Measurement and Collection of Data

In the service industry, many companies struggle to measure and collect data. The reasons for this are varied but the impact is the same–if you don’t have reliable, valid data, it will be nearly impossible to carry a Six Sigma project through to completion. The obvious reason is that the measure, analyze, and improve steps of the DMAIC model require quantifiable data.

One of the main reasons that many service industry companies do not measure many of their inputs and outputs is because these variables are often difficult to measure. For example, how does a service company measure the satisfaction level of their customers? Customer surveys jumps to mind but these efforts are time consuming and costly. Further, even if a company commits to the costs associated with surveying customers, it is very difficult to measure customer satisfaction in a valid, reliable fashion. Consider how often you, personally, fill out customer satisfaction surveys. If you filled one out recently, you most likely received some sort of incentive to do so (think big dollars for the company that wanted that survey from you). Then if you did receive a survey, did that incentive alter the ratings you gave the company?

Another reason that service companies opt not to measure and collect data on some of their important inputs or outputs is that they do not believe that investing in the collection of such data will prove cost effective. In some cases, managers that make these decisions may be right. It does not make sense to measure every possible input or output variable. Key inputs and outputs, however, should be measured and tracked if a company intends to succeed.

Though I have not worked in the manufacturing industry, I suspect there is often less deliberating over whether to measure most input and output variables because most of them are relatively simple to measure. There are obviously still costs involved but many of the variables are a little more tangible than things like customer satisfaction.

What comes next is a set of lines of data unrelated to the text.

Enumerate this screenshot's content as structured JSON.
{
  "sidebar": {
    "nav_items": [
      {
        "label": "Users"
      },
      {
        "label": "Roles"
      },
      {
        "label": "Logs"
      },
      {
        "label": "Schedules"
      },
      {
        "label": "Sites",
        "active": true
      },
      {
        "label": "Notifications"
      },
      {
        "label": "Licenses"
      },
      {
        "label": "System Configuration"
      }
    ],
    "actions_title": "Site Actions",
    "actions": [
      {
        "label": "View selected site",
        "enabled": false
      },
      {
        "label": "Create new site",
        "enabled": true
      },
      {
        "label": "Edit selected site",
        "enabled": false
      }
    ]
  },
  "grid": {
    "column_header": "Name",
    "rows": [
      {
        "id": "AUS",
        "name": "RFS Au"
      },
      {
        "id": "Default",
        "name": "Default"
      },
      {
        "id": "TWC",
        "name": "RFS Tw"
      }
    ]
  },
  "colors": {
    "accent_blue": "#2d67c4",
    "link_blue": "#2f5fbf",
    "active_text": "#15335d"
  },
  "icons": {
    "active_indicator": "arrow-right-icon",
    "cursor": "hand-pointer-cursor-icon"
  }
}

I find the mental exercise of listing key input and output variables for a process useful. Then I review the list and identify which of the variables are already measured and collected. This way I can quickly identify projects with the greatest potential for success.

Making a business case to start measuring a key metric (that is not currently measured or tracked) can also be a useful strategy to create potential Six Sigma project opportunities.

While the service industry faces the challenge of measuring and collecting business data, there is hope and plenty of innovation opportunities for those that are persistent.